Eve Sandler is a second-generation New York artist whose work encompasses many mediums. She is a painter, multi-media installation artist, filmmaker, jeweler and performer.

Eve's wearable pieces are highly sought after by collectors and have been featured in Vogue and Essence Magazines, Bergdorf Goodman, the Walters Art Museum and Horchow Catalogue. She mixes materials such as bronze, gold, brass and silver with semi-precious gem stones, crystals, porcupine quills and pearls, with vintage and rare beads from her collection gathered from around the world.

In her artwork, Sandler has explored themes of black female experience, archetypes, ritual and the sacred. A decade ago she began a series of rose photographs that are now being shown for the very first time. They are deeply felt meditations on human experience that intimately reveal to us the inherent beauty of change and transformation in our lives.

Eve's artwork has been exhibited in numerous museum shows including two at the Smithsonian Institution: "Resonant Forms: Contemporary Black Women Sculptors" and "Mami Wata: Arts for Water Spirits in Africa and Its Diasporas." She has shown at the Contemporary Arts Museum Houston, the Frans Hal Museum, Netherlands, the New Orleans Museum of Art, the Wadsworth Atheneum Museum of Art, Connecticut, the Fowler Museum, Los Angeles, Rush Art Gallery, New York, and the Studio Museum in Harlem, where she was an Artist in Residence.

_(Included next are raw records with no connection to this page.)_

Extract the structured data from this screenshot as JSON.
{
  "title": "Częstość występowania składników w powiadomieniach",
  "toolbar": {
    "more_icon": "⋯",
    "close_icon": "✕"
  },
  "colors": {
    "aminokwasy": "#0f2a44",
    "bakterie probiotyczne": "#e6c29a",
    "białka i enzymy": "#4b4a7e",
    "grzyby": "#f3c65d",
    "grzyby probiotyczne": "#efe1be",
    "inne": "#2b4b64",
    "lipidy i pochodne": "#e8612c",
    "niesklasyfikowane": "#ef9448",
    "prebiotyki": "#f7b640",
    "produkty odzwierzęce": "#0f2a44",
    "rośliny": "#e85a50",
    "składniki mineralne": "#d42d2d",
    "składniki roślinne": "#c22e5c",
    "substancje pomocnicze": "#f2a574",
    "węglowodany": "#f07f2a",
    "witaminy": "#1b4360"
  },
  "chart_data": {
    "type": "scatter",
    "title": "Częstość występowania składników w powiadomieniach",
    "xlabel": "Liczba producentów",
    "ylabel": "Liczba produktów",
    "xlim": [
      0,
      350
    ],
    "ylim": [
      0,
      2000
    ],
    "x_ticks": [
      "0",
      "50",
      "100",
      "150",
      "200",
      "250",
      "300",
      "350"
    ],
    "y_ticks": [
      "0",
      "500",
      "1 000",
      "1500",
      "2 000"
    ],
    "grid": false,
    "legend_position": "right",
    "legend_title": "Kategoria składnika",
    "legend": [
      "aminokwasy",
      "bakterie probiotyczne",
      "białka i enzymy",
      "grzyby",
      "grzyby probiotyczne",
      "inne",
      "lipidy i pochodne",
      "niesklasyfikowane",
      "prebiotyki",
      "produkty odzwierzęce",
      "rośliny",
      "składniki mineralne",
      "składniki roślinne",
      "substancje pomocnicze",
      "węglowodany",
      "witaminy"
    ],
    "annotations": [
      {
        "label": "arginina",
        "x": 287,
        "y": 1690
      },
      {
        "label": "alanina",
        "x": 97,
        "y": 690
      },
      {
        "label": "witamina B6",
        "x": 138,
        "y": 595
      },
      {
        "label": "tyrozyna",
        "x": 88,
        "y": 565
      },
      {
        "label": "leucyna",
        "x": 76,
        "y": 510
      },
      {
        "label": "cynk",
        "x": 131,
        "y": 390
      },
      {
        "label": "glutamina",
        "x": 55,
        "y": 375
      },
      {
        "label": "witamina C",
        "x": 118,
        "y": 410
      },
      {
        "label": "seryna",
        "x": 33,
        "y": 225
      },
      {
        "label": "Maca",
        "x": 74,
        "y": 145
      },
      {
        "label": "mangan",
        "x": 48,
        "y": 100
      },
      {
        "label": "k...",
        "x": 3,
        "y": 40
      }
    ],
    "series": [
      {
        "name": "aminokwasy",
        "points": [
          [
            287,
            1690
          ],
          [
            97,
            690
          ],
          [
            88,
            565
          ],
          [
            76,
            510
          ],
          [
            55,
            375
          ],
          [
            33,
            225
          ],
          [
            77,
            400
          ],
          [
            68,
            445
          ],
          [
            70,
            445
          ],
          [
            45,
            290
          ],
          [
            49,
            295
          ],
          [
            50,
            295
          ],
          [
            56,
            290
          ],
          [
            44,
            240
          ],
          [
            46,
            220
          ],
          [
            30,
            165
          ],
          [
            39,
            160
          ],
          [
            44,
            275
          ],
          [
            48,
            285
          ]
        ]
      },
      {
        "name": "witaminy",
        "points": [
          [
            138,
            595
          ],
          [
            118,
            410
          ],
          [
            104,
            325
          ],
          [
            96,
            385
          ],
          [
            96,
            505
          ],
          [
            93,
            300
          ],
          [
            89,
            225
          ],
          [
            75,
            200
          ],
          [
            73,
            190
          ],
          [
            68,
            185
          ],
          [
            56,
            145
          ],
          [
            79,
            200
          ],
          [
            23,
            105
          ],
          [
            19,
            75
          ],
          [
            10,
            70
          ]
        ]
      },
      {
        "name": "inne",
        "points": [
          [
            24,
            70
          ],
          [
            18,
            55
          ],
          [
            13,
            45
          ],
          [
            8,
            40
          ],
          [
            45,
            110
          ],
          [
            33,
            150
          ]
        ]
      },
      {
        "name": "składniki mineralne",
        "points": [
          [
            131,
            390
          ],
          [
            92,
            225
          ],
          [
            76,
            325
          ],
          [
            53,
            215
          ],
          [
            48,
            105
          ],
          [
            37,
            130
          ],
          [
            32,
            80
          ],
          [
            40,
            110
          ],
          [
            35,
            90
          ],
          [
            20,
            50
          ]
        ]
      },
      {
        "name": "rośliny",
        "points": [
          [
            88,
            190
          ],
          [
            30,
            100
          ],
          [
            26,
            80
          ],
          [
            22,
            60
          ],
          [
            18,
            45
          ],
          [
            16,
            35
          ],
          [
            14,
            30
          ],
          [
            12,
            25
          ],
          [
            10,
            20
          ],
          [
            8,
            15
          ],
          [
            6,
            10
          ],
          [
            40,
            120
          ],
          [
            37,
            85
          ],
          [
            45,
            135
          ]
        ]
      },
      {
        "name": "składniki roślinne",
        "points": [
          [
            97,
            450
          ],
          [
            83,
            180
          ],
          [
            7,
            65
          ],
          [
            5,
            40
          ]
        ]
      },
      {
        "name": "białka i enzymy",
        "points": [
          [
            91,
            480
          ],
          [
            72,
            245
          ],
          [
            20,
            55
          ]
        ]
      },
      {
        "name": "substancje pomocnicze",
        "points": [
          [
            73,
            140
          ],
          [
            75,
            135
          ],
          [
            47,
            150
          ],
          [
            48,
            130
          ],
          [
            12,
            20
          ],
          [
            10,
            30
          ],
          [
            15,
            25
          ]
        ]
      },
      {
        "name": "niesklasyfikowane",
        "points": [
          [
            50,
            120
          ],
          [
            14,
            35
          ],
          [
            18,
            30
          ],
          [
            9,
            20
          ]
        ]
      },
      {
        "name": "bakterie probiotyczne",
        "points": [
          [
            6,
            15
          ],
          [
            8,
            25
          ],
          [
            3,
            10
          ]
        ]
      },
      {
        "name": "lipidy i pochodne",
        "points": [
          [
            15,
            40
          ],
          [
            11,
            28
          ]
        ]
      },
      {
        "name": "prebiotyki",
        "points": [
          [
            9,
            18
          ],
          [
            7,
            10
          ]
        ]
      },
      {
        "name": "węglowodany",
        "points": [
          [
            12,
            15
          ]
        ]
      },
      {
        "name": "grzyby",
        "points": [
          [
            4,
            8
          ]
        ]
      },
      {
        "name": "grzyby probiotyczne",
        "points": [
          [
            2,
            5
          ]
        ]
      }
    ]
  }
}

Sandler has received numerous awards and fellowships for her work including grants from the Pollack-Krasner Foundation, The Beards Fund, Art Matters, New York State Council on the Arts (NYSCA) and a New York Foundation For The Arts (NYFA) Fellowship for Video. Sandler was an artist-in residence at The Studio Museum in Harlem, a visiting artist and lecturer at The School of The Art Institute in Chicago, The Mason Gross School of Art at Rutgers University and taught in the Painting Department at the State University of New York at Purchase.

In her "High Maintenance" sculpture and installation series Sandler examines contemporary beauty culture using synthetic hair, fingernails, and other beauty supplies as materials. Curator Debra Willis-Kennedy wrote of this series that "Sandler creates a charged politicized environment." Pronounced "hilarious" by the Washington Post, these edgy works weave together hair-stories of adornment with politics of beauty, race and power. In a series of related sculptures, Sandler configures elegant totems of domestic unrest from steel wool, baby bottle nipples, feather dusters and other household paraphernalia.

In her role as an artist/activist, Sandler also creates dramatic forms of ritualized protest as street theater. She founded Women In Mourning And Outrage in response to the police killing of Amadou Diallo. Dressed in symbolic black veils, Women In Mourning And Outrage has been a vigilant and visible presence in New York City that has come to signify the grieving of mothers and sisters of those killed by acts of brutality. Hundreds of women have participated in their actions.